Fortunately for me, the first town we stopped at had the license so very high that we could not afford to pay it, and decided to continue westward and postpone our first sale till the next night. This gave me an opportunity for further study, which I grasped eagerly.

I slept but little that night, but spent the time in manufacturing a line of talk on the different kinds of goods handled by my employer, and the preparation of a suitable opening speech.

At any rate, the next evening when we drove into Blissfield, Michigan, I determined that it should be a success, although I dreaded the opening of my first sale.

After supper we seated our musicians at the rear end of the wagon-box and started on our parade around town.

Loud singing and the sweet strains of music routed every body in town.

I remember one song they used to sing that always took immensely. It was to the tune of “Marching Through Georgia.” The chorus was:

“Come out, come out, you hungry wearied souls.
Come out, come out, we’re here to do you good.
We’ve marched from East to West, and North, and now we’re going South,
To supply the wants of those way down in Georgia.”

When we drove back to a convenient corner and lighted our immense torches it seemed to me that the towns-people had turned out en masse and gathered around us.

After one or two more pieces by the musicians my proprietor handed me the keys and directed me to open up. I removed the covers from the top of the goods and then began sorting them over carefully. I then laid off my coat and again went through the goods.

Next I threw off my vest and sorted over more goods, till at last realizing that the time had come when something must be said, I looked knowingly over the vast concourse of people and then removed my hat.

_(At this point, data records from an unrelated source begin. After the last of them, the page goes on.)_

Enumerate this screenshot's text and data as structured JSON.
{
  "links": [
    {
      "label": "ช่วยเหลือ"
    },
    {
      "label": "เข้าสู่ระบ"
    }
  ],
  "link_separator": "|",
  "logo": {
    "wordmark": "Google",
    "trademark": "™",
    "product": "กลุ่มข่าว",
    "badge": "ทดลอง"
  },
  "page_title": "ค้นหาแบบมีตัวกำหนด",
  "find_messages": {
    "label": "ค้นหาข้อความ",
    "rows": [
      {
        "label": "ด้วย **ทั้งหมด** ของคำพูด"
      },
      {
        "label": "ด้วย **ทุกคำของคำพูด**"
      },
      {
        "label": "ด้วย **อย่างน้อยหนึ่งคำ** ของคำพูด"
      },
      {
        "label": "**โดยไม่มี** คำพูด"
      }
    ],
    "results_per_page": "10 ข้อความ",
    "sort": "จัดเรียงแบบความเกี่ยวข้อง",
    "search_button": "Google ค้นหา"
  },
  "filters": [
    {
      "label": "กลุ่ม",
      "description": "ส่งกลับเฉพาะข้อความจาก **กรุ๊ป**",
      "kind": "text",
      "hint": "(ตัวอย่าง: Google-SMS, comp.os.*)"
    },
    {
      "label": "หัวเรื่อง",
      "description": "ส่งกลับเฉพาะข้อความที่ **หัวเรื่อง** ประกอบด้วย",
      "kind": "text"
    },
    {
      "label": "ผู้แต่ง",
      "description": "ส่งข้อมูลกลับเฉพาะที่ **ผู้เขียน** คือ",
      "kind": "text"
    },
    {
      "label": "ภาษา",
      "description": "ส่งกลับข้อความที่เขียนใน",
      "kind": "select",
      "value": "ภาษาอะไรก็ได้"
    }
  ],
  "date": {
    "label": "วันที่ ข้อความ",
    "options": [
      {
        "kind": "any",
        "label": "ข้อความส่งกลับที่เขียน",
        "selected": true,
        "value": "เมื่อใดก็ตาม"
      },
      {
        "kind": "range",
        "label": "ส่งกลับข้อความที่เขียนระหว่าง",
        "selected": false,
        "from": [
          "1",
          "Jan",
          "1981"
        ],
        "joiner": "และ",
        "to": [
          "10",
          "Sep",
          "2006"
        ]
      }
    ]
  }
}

A death-like stillness prevailed.

The cold perspiration stood out on my forehead in big drops.

Something about the size of a watermelon appeared to be in my throat.

I feared the sound of my own voice. My knees were weak, and knocking together.

I looked over my audience the second time, and was about to venture to say something, when I happened to think that I hadn’t taken off my cuffs and collar, and proceeded to do so, when to my horror I heard a young man in the audience say, in a tone loud enough for all to hear:

“You bet yer life he is fixing to give us the biggest game of talk we ever heard.”

It was then I realized that the great preparations I had been making, and the knowing looks I had been giving, had only confirmed their supposition that I was certainly capable of doing credit to such a complete and pretentious turn-out.

Could I have lassoed and hung that fellow to the nearest tree, I would gladly have done so; for it seemed to almost completely demoralize me and unfit me for the occasion. And I would have given ten times the price of the whole outfit could I have been spirited away forty miles.

I again discovered myself perspiring more freely than ever. I had fixed the torches several times, had gone through the entire stock of goods three or four times, and had taken off every article of clothing that I dared to, all with the vain hope that something would occur to break the horrid stillness. Such was not the case, however. The eyes of every one were centered upon me those of the proprietor and musicians as well as the audience.

When finally ready to begin my speech, I suddenly discovered that I couldn’t recall a single word that I had so carefully prepared for the occasion.

At all events the very last moment had arrived when I had got to either open up and say something, or desert the whole paraphernalia.

At last I broke out in a low husky voice; and in less than two minutes I was rattling away with an introductory speech, which my employer afterwards complimented me on, and said that from it, alone, my sale was half made before offering a single dollar’s worth of goods for sale.

I continued to use that same speech for years, with an occasional slight variation, but was never able to improve on it very much.

I then began my sale, and very soon felt perfectly at home, and made a great hit, much to the evident satisfaction of my employer, and entirely so to myself.